Monthly Archives: April 2015
I’ve always been the type of person to take care of other people. I’m good at it.
Maybe part of it came from the mantras of selflessness driven into my Catholic school compatriots and me.
Maybe part of it came from my struggle for my parents’ approval and their continual denial of it.
Maybe part of it came from the innate sense that I didn’t deserve my relationships just because I was there; I needed to “earn them”, along with the love that came with them.
And maybe part of it is just me. Like I said – I’m good at it.
Whatever the reasons, or whatever the motivations, I always believed that you don’t “keep score” in relationships. You don’t give gifts with the idea that you will get one back. You don’t show love for the sake of having it returned. You don’t sacrifice in the hopes that the other person will do the same for you. You do those things because you choose to do them. It’s part of loving.
Makes sense, right?
Then along comes Stephen Covey and blows that shit right out of the water.
OK, well not completely. But the image of his bald head bending over a cartoon bucket marked “TNT”…never mind, sorry. ADHD moment.
Where was I?
Oh right. Stephen Covey.
Anyhow, Stephen Covey promotes the idea of an “emotional bank account” in which metaphorical deposits are made in the form of loving acts, and withdrawals are taken in the form of hurtful acts. So long as the account stays relatively positive, all is well. But when that account drops into the red, relationships suffer. People get hurt.

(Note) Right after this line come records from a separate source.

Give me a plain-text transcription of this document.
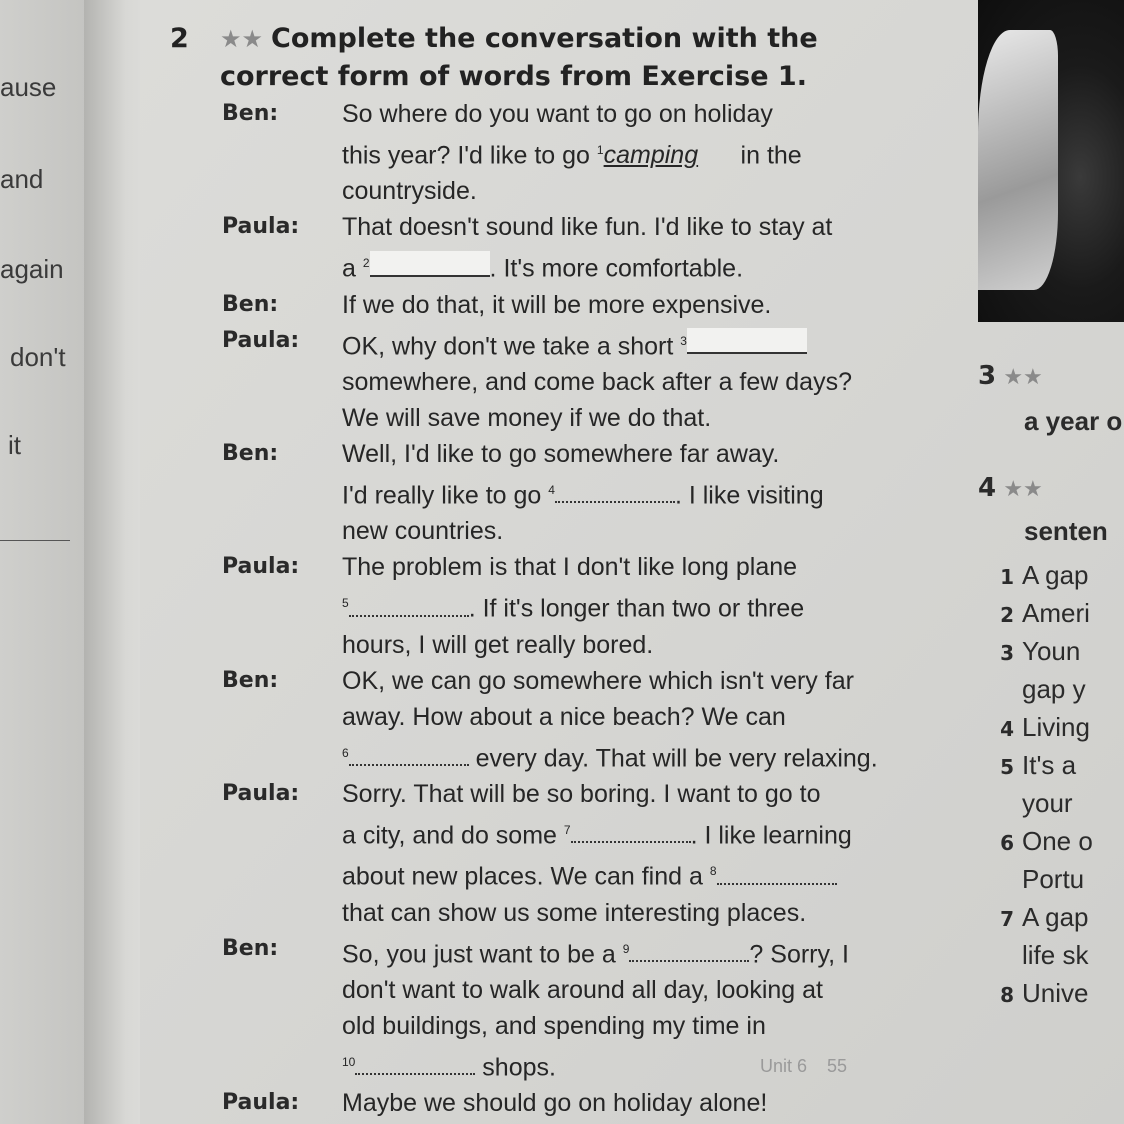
ause
and
again
don't
it
2 ★★ Complete the conversation with the
correct form of words from Exercise 1.
Ben:	So where do you want to go on holiday
this year? I'd like to go $^1$camping in the
countryside.
Paula:	That doesn't sound like fun. I'd like to stay at
a $^2$	. It's more comfortable.
Ben:	If we do that, it will be more expensive.
Paula:	OK, why don't we take a short $^3$
somewhere, and come back after a few days?
We will save money if we do that.
Ben:	Well, I'd like to go somewhere far away.
I'd really like to go $^4$	. I like visiting
new countries.
Paula:	The problem is that I don't like long plane
$^5$	. If it's longer than two or three
hours, I will get really bored.
Ben:	OK, we can go somewhere which isn't very far
away. How about a nice beach? We can
$^6$	every day. That will be very relaxing.
Paula:	Sorry. That will be so boring. I want to go to
a city, and do some $^7$	. I like learning
about new places. We can find a $^8$
that can show us some interesting places.
Ben:	So, you just want to be a $^9$	? Sorry, I
don't want to walk around all day, looking at
old buildings, and spending my time in
$^{10}$	shops.
Paula:	Maybe we should go on holiday alone!
3 ★★
a year o
4 ★★
senten
1 A gap
2 Ameri
3 Youn
gap y
4 Living
5 It's a
your
6 One o
Portu
7 A gap
life sk
8 Unive
Unit 6 55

If the accounting errors are fixed, so to speak, the account can slide back into a positive place and life moves on. But if not, if the same miscalculations continue to occur, it can be time to close the account.
Close the account.
What an odd concept for me.
So how do I juxtapose the idea of altruism within a relationship with this bank account that can, and sometimes should, be closed permanently? Therein lies my problem.

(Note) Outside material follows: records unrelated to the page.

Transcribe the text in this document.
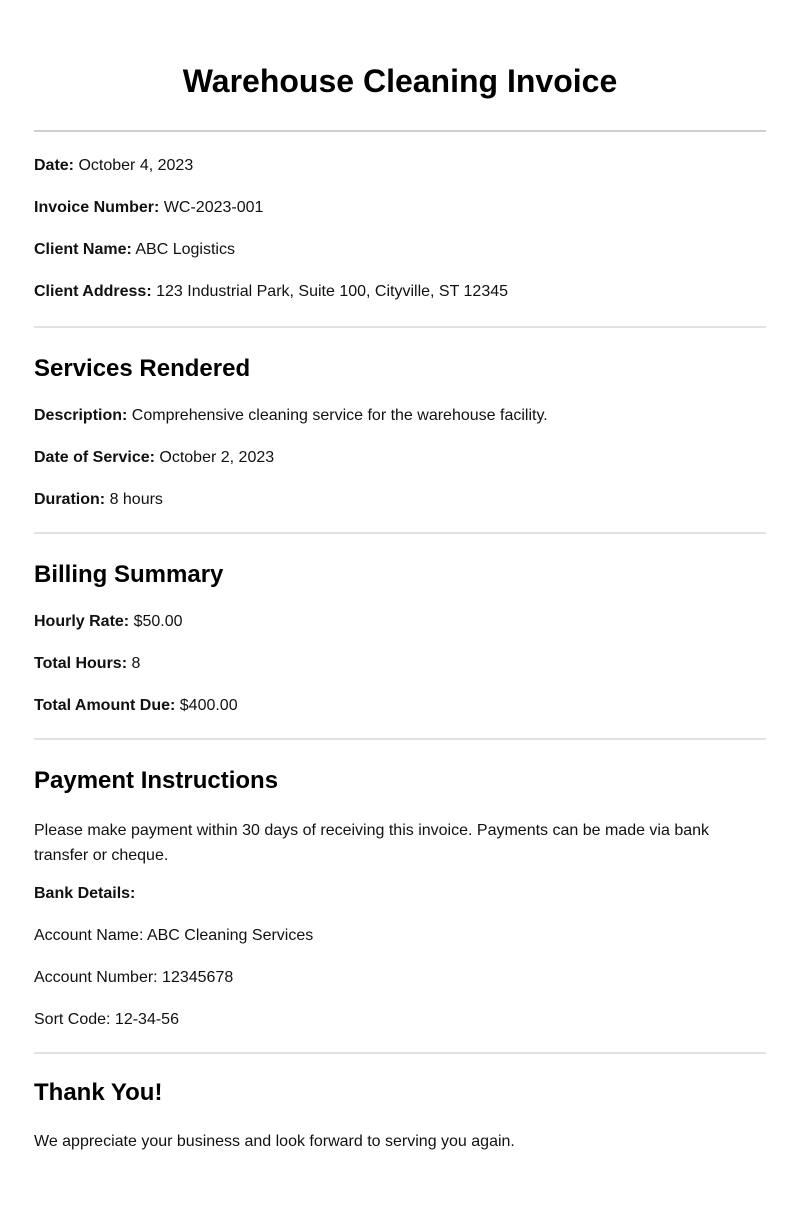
Warehouse Cleaning Invoice

Date: October 4, 2023

Invoice Number: WC-2023-001

Client Name: ABC Logistics

Client Address: 123 Industrial Park, Suite 100, Cityville, ST 12345

Services Rendered

Description: Comprehensive cleaning service for the warehouse facility.

Date of Service: October 2, 2023

Duration: 8 hours

Billing Summary

Hourly Rate: $50.00

Total Hours: 8

Total Amount Due: $400.00

Payment Instructions

Please make payment within 30 days of receiving this invoice. Payments can be made via bank transfer or cheque.

Bank Details:

Account Name: ABC Cleaning Services

Account Number: 12345678

Sort Code: 12-34-56

Thank You!

We appreciate your business and look forward to serving you again.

I read these articles about leaving relationships through which “you get nothing beneficial from them” and I think, “But I thought I wasn’t supposed to look at what I’m getting out of this?” Love is a gift, freely given, without thought of return. Very true. But then that pesky bank account comes up with negative numbers again.
Lately, I’ve had some people in my life that just didn’t seem to be interested in being there. It took some heavy contemplation, and I’m still not sure of myself here, but I wound up walking away. Part of me thinks I should’ve gone searching for a reason. “Why? Was it something I did or said? Or do I not fit into your life anymore? But that smacked of disingenuous considerations when I realized that honestly? I just didn’t care. The dramatic exit really isn’t my style, so there was no grand announcement or heartfelt letters sent. Just a quiet nod, a bitten lip, and a slight shrug.
I’m still not 100% sure I made the right decision, but time will tell. I think though, in the end, I’ll be better off with my accounts in the black.